Bioshock has an exciting setting in an underwater Atlantean city – Rapture and is a subtle commentary on society and unlimited power within limited people.
The story follows Jack as his plane mysteriously crashes near a light-house, the gateway to Rapture; the story is captivating and will keep the players engaged to the end.
Bioshock features some elements of RPG, allowing players to access plasmids which are mutations allowing players to do superhero stuff (Telekinesis, shooting fire and electricity from your hands). However, the game would be appreciated more by players looking for a traditional FPS experience with some survival elements.
Ultimately if the player is smart enough, resources are never scarce, bullets don’t run out if the player uses plasmids in tandem and so on.
5. Hitman: WoA Trilogy
It’s not first-person, it doesn’t feature multiple endings, it’s not a pseudo-RPG. Where Hitman and Dishonored are similar is the previously mentioned puzzle-solving style of gameplay they encourage.
Hitman is a long-running franchise that has seen several overhauls during its course in finding the perfect game for social stealth, and with IO Interactive’s latest entries into the franchise, I believe they’ve nailed it.
Hitman places the player in the shoes of Agent 47, a cold, calculating killing machine that has no special powers except for some genetic enhancements that allow him to be a better marksman and athlete than others. Unfortunately, it still doesn’t allow 47 to tank bullets or survive headshots making stealth the only viable route.
There are over 18 maps with various missions other than the main campaign ones and a contracts mode that allows the community to assign their targets and compete for the best score.
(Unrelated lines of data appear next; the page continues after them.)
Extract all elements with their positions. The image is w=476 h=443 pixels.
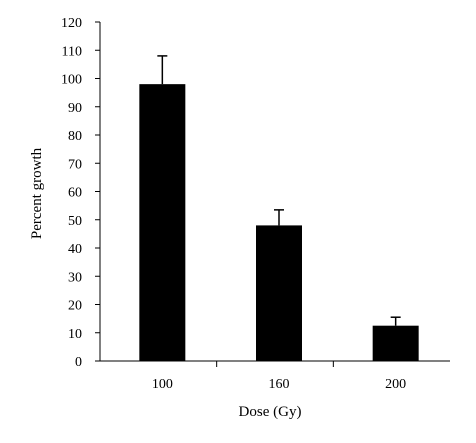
y-tick-label: 50 bbox=[68, 214, 82, 229]
y-tick-label: 70 bbox=[68, 157, 82, 172]
y-tick-label: 0 bbox=[75, 355, 82, 370]
y-tick-label: 60 bbox=[68, 186, 82, 201]
chart-bars bbox=[139, 84, 419, 362]
x-tick-label: 200 bbox=[385, 377, 406, 392]
x-axis-ticks: 100 160 200 bbox=[152, 361, 406, 392]
x-tick-label: 100 bbox=[152, 377, 173, 392]
bar-160 bbox=[256, 225, 302, 361]
bar-100 bbox=[139, 84, 186, 362]
x-axis-label: Dose (Gy) bbox=[239, 404, 302, 420]
y-tick-label: 30 bbox=[68, 270, 82, 285]
y-tick-label: 40 bbox=[68, 242, 82, 257]
chart-error-bars bbox=[157, 55, 401, 326]
y-tick-label: 120 bbox=[61, 16, 82, 31]
y-tick-label: 100 bbox=[61, 73, 82, 88]
x-tick-label: 160 bbox=[269, 377, 290, 392]
y-axis-ticks: 0 10 20 30 40 50 60 70 80 90 100 110 120 bbox=[61, 16, 100, 370]
y-tick-label: 80 bbox=[68, 129, 82, 144]
y-tick-label: 20 bbox=[68, 299, 82, 314]
y-tick-label: 90 bbox=[68, 101, 82, 116]
bar-200 bbox=[372, 325, 419, 361]
y-tick-label: 10 bbox=[68, 327, 82, 342]
y-tick-label: 110 bbox=[62, 44, 82, 59]
y-axis-label: Percent growth bbox=[29, 147, 45, 239]
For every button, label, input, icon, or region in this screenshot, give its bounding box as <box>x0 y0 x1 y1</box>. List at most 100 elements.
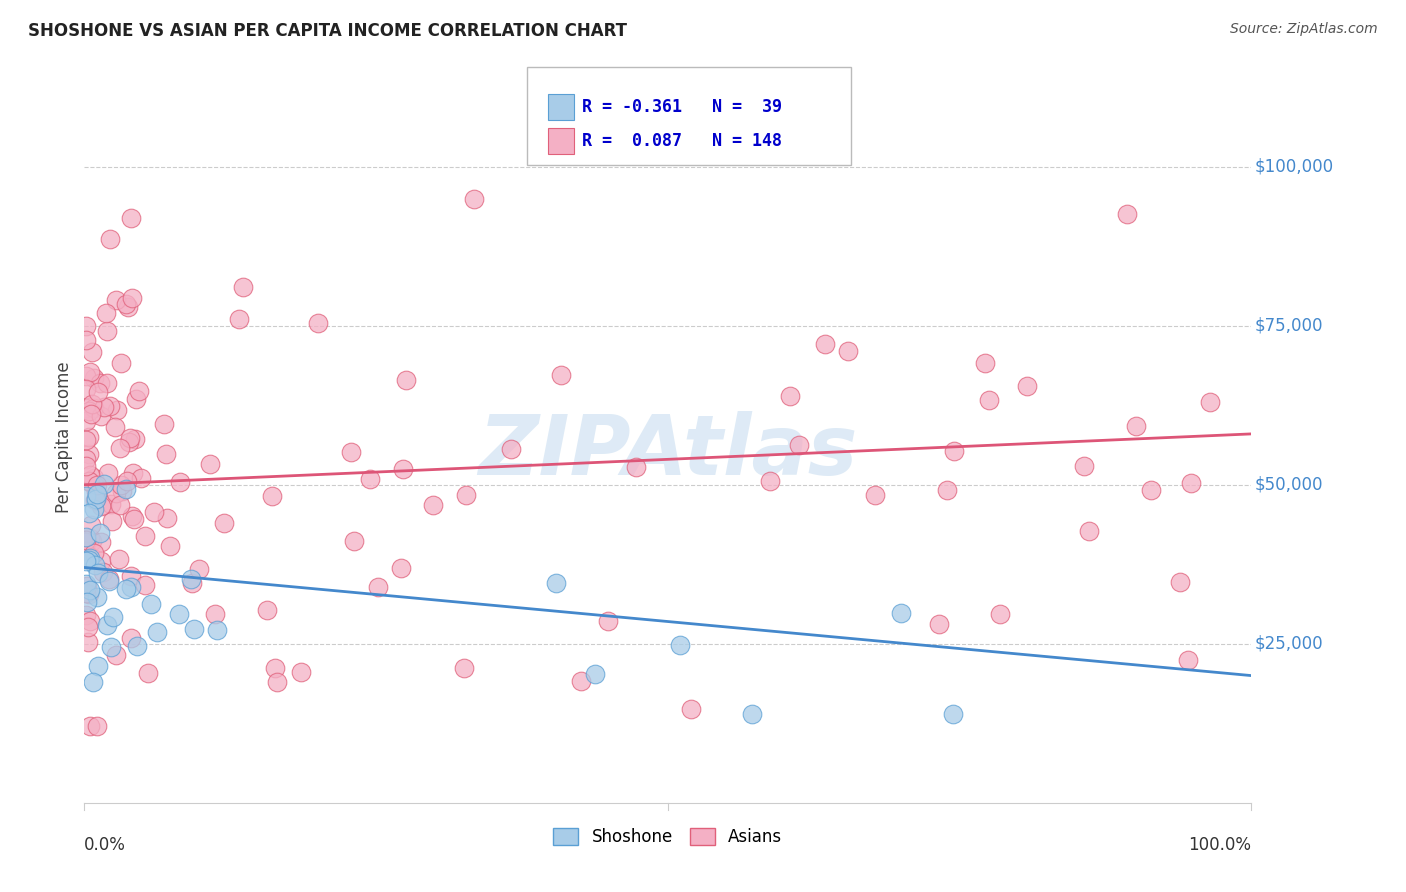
Point <box>93 477 115 491</box>
Point <box>146 624 169 639</box>
Point <box>87 566 110 581</box>
Point <box>75 401 97 415</box>
Point <box>75 535 97 549</box>
Point <box>83 401 105 416</box>
Point <box>86 478 108 492</box>
Point <box>124 432 146 446</box>
Point <box>1180 475 1202 490</box>
Point <box>76 595 98 609</box>
Point <box>1115 207 1137 221</box>
Point <box>340 445 363 459</box>
Point <box>1140 483 1163 497</box>
Point <box>262 489 284 503</box>
Point <box>183 622 205 636</box>
Point <box>120 632 142 646</box>
Point <box>181 576 204 591</box>
Point <box>79 719 101 733</box>
Legend: Shoshone, Asians: Shoshone, Asians <box>547 822 789 853</box>
Point <box>942 706 965 721</box>
Point <box>75 318 97 333</box>
Y-axis label: Per Capita Income: Per Capita Income <box>55 361 73 513</box>
Point <box>136 665 159 680</box>
Point <box>104 486 127 500</box>
Point <box>110 477 132 491</box>
Point <box>90 553 112 567</box>
Point <box>96 324 118 338</box>
Point <box>75 577 97 591</box>
Point <box>232 279 254 293</box>
Point <box>928 617 950 632</box>
Point <box>1073 459 1095 474</box>
Point <box>75 382 97 396</box>
Point <box>77 447 100 461</box>
Point <box>204 607 226 621</box>
Point <box>82 674 104 689</box>
Point <box>759 474 782 488</box>
Point <box>83 371 105 385</box>
Point <box>75 585 97 599</box>
Point <box>779 389 801 403</box>
Point <box>98 572 121 586</box>
Point <box>187 562 209 576</box>
Point <box>104 420 127 434</box>
Text: R = -0.361   N =  39: R = -0.361 N = 39 <box>582 98 782 116</box>
Text: $25,000: $25,000 <box>1254 635 1323 653</box>
Point <box>89 526 111 541</box>
Point <box>75 533 97 547</box>
Point <box>115 582 138 596</box>
Point <box>205 623 228 637</box>
Point <box>1125 418 1147 433</box>
Point <box>141 597 163 611</box>
Point <box>544 576 567 591</box>
Point <box>90 534 112 549</box>
Point <box>79 615 101 629</box>
Point <box>120 580 142 594</box>
Point <box>94 306 117 320</box>
Point <box>104 293 127 307</box>
Point <box>77 553 100 567</box>
Point <box>1199 395 1222 409</box>
Point <box>79 365 101 379</box>
Point <box>395 372 418 386</box>
Text: 0.0%: 0.0% <box>84 836 127 854</box>
Point <box>156 511 179 525</box>
Point <box>86 590 108 604</box>
Point <box>77 404 100 418</box>
Text: $100,000: $100,000 <box>1254 158 1334 176</box>
Point <box>1177 653 1199 667</box>
Point <box>266 674 288 689</box>
Text: 100.0%: 100.0% <box>1188 836 1251 854</box>
Point <box>125 640 148 654</box>
Point <box>75 554 97 568</box>
Point <box>108 498 131 512</box>
Point <box>290 665 312 680</box>
Point <box>83 558 105 573</box>
Point <box>75 333 97 347</box>
Point <box>80 345 103 359</box>
Point <box>1078 524 1101 539</box>
Point <box>143 505 166 519</box>
Text: $75,000: $75,000 <box>1254 317 1323 334</box>
Point <box>129 471 152 485</box>
Point <box>76 579 98 593</box>
Point <box>100 399 122 413</box>
Point <box>169 475 191 489</box>
Point <box>118 435 141 450</box>
Point <box>97 467 120 481</box>
Point <box>84 483 107 498</box>
Point <box>75 608 97 623</box>
Point <box>115 482 138 496</box>
Point <box>86 491 108 506</box>
Point <box>79 475 101 490</box>
Point <box>679 702 702 716</box>
Point <box>359 472 381 486</box>
Point <box>100 497 122 511</box>
Point <box>1168 574 1191 589</box>
Point <box>596 614 619 628</box>
Point <box>134 578 156 592</box>
Point <box>128 384 150 398</box>
Point <box>101 609 124 624</box>
Point <box>75 452 97 467</box>
Text: Source: ZipAtlas.com: Source: ZipAtlas.com <box>1230 22 1378 37</box>
Point <box>550 368 572 382</box>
The game enables players several ways to get rid of their prey.
It can be something as direct as a bullet to the head or perhaps something less noticeable; poisoning their food is an excellent way to complete the objective without raising any suspicions. That’s the best part of the game; you can go into the map kill the targets without anyone even raising an eyebrow, a clean kill by a silent assassin.
6. Thief: The Dark Project
Thief could be credited for inspiring many games in this list, released in 1998. However, the franchise, unfortunately, couldn’t survive like Hitman or Tomb Raider that released with it, probably because of the third title Deadly Shadows, which failed to meet the expectations of many.
As the name would suggest, players take on the role of master thief Garrett in a fantasy steampunk setting; at times, it feels like what Dishonored’s world would have looked like in the past, a fitting parallel as Dishonored is an evolution of the first-person stealth gameplay pioneered by Thief.
Like Dishonored, players are thrown into different locations in the world to complete objectives while also featuring side objectives within the level and many secret paths and items to collect, making replayability viable.
I’d recommend the first two titles of the franchise for the best Thief experience. While they may look dated, there are plenty of mods to improve the graphics and polish the gameplay a bit.
The Stealth genre as a whole doesn’t have a lot of releases every year, making them somewhat of scarcity, especially when standards are as high as Dishonored; not many games can compare to it.
That’s the reason I haven’t listed games like Far Cry; while they do have an element of stealth, it’s pretty barebones, and the AI is usually too dumb or too unpredictable even to make it a viable option.
Games like Dishonored feature depth and intricacy in gameplay. A game doesn’t just have to be FPS and stealth to be deemed similar to Dishonored.